Owners of the remnants of the Nelson Tenths had the choice of retaining a crown appointed Māori Trustee to administer their land or establishing a trust. After a series of meetings and hui in Nelson and Marlborough, and visits to many land-owners homes, a meeting of about 1,200 owners debated the options in Porirua on 2 October 1976. A subsequent postal ballot found the majority in favour of establishing an incorporation rather than a trust because it gave owners more direct involvement in the administration and management of their assets.

Our ancestors enabled Wakatū to hold the land in trust for the owners, with owners being allocated shares of a value equivalent to the interest they owned in the land. Thus owners became shareholders, receiving dividends from the incorporation instead of the rent they had previously received. We refer to them as owners today.

The Governor-General made an Order in Council, effective on 4 August 1977, incorporating the owners of the land as Wakatū Incorporation. The 11,064,710 shares were owned by 1,668 shareholders.
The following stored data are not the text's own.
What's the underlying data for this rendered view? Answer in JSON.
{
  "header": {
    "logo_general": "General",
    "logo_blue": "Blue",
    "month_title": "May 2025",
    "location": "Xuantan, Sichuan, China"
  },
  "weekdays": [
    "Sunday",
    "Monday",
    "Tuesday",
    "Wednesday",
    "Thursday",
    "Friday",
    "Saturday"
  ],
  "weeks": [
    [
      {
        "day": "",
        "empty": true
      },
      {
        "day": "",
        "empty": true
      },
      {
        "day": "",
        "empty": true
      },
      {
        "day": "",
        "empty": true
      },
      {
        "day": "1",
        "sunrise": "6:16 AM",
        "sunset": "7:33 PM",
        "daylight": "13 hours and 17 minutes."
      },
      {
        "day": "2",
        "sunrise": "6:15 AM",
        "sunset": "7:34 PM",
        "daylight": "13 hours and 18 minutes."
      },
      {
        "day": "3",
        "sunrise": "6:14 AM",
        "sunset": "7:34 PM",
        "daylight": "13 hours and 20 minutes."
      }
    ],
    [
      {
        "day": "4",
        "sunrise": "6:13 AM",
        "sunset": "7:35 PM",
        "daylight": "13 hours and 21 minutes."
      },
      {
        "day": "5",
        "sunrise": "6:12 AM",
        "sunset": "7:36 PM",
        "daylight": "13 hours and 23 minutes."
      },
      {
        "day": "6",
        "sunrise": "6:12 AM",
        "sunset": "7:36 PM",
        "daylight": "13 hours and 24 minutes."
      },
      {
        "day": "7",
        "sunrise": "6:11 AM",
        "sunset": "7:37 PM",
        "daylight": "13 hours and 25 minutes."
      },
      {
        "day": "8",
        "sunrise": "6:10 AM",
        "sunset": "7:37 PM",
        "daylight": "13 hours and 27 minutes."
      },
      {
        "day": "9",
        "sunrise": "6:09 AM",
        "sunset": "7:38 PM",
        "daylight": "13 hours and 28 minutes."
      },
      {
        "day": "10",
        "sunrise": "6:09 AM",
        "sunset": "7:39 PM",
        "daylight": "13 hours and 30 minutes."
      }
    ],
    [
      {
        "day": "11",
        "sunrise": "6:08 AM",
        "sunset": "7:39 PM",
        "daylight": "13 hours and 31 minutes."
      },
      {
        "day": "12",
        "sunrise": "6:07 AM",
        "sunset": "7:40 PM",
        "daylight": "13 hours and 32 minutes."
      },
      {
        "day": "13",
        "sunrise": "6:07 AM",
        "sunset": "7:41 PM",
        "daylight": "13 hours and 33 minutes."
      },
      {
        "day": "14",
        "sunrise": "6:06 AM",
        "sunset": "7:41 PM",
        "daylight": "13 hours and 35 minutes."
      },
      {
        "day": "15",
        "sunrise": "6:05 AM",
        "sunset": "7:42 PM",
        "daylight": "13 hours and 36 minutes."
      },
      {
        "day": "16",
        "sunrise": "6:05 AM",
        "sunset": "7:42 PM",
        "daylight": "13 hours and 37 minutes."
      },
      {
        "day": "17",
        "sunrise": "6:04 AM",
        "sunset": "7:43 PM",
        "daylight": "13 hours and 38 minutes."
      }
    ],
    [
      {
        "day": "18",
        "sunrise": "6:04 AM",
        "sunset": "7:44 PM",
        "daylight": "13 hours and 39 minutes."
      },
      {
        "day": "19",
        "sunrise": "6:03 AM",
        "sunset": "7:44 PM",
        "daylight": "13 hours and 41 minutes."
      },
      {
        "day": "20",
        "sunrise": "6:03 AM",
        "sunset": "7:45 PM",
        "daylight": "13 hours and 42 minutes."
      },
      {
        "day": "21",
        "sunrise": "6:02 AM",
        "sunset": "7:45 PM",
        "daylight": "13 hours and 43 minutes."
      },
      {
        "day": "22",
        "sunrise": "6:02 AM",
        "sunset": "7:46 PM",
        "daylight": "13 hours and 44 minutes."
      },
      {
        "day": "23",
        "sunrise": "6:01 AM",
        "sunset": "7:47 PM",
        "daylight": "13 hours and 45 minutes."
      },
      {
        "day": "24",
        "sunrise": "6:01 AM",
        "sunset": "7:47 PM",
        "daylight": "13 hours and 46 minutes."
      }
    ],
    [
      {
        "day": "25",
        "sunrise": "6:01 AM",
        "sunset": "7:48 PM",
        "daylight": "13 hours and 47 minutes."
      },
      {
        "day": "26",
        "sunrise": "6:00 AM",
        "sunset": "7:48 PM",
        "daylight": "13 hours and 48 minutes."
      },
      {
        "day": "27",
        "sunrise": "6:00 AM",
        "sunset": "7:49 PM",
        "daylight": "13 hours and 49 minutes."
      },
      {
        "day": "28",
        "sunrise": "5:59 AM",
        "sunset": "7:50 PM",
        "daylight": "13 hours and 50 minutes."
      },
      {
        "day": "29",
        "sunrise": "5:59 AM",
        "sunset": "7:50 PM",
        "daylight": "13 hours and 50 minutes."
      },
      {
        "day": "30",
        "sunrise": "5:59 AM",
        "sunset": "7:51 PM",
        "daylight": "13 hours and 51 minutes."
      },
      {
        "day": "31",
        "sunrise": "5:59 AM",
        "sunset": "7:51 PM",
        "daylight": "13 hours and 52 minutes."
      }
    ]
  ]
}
“An action of the New Zealand Company in the 1840’s had a long-delayed sequel in the Victory Room of the Trafalgar Centre, Nelson on Saturday night,” read the introduction to an article in the Nelson Evening Mail on Monday 19 December 1977 reporting on the handing-over to Wakatū of the title deeds to land owned by its shareholders.

In 1977 Wakatū took control of a total of 1393.72 hectares, covering 752 leases. The land in the Nelson, Motueka, Golden Bay region had an unimproved value of more than $11 million and a capital value of well over $20 million.

“Happiness demonstrated in haka” headlined this front page photo in the Nelson Evening Mail with the caption telling how Wakatū shareholders Turi Elkington and Tarawara (Wara) Katene “launched spontaneously into the Te Rauparaha haka Kamate Kamate” at the title deeds handing-over ceremony. “They were rejoicing at the formal return of Māori reserve lands to their owners for administration in the Nelson region.